Transdigm (TDG): “We see upside to consensus estimates, as TransDigm (TDG) continues to deliver industry leading operational execution, on top of strength in aerospace aftermarket units and price. TransDigm (TDG) already has next fiscal year guidance, such that concern of initial conservatism is less of a factor vs others.”
Woodward (WWD): “Woodward (WWD) has also already provided next fiscal year guidance, and it looks very conservative to us, allowing the company room to beat and raise through the year. We estimate that aerospace and industrial inputs remained strong in the quarter, as new management continues to improve operational performance.”

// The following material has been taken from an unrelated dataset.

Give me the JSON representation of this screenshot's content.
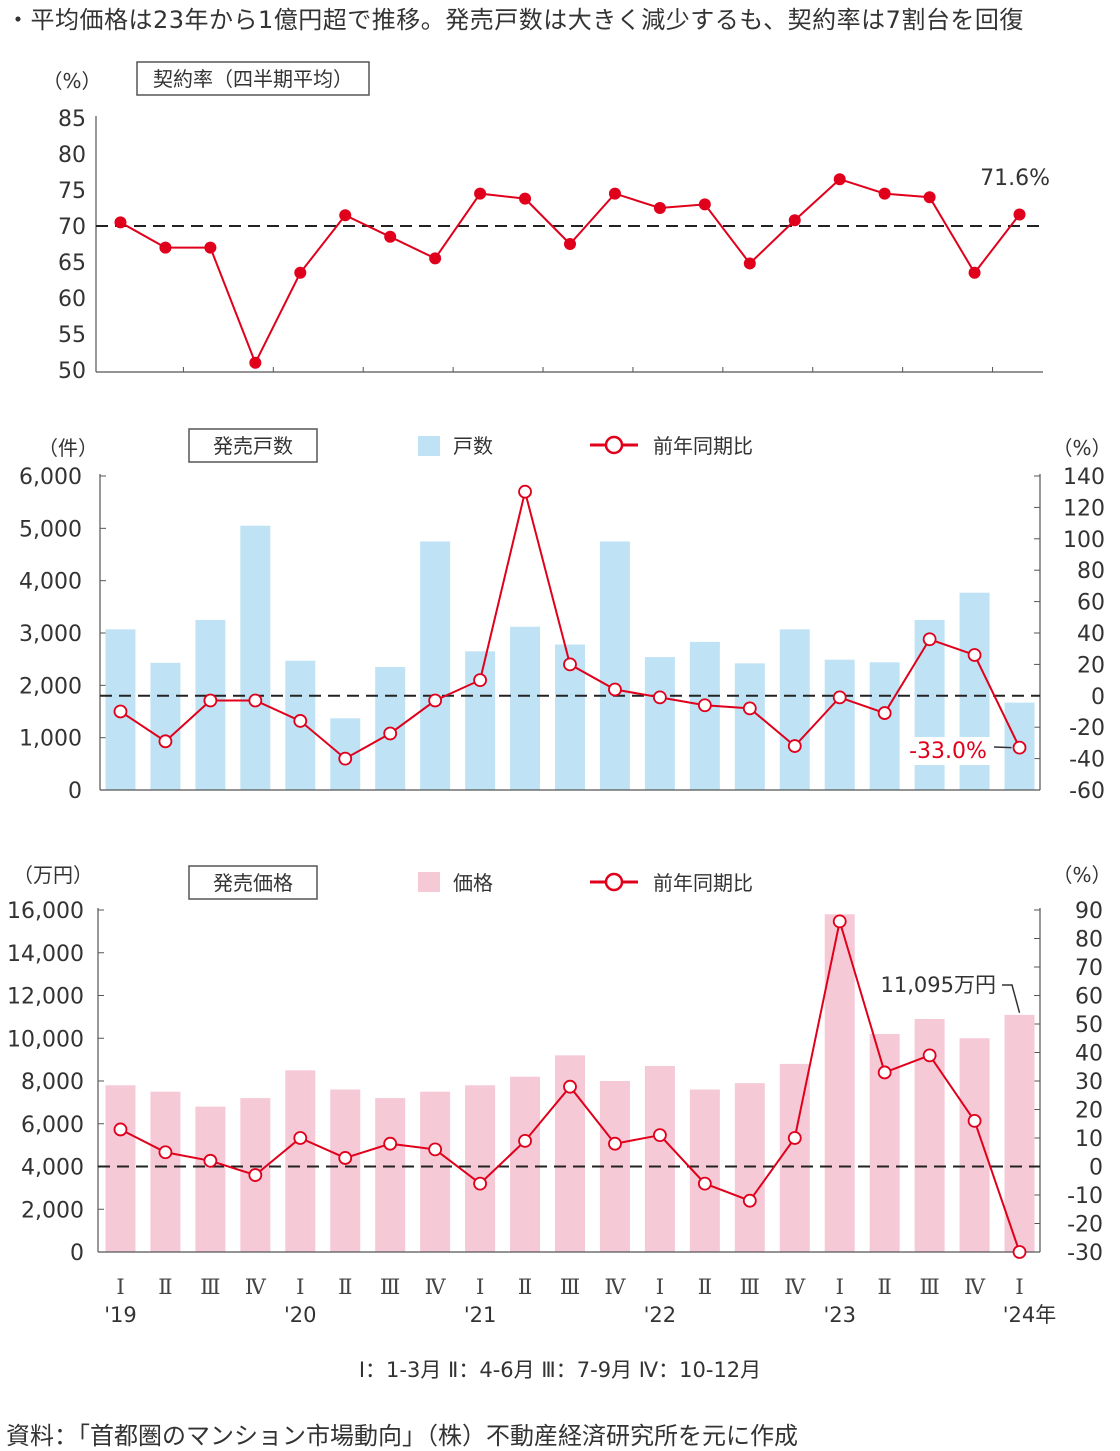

Leidos (LDOS): “New management at Leidos (LDOS) is driving operational improvement, on top of a very strong recent new order win rate. We expect that to translate to revenue and margin upside compared to consensus expectations, while valuation remains at a discount to the peer group.”
Mercury (MRCY): “Full-year guidance and consensus estimates at Mercury (MRCY) embed a quick turnaround in financial performance, while we see risk that takes longer or will settle out at lower levels.”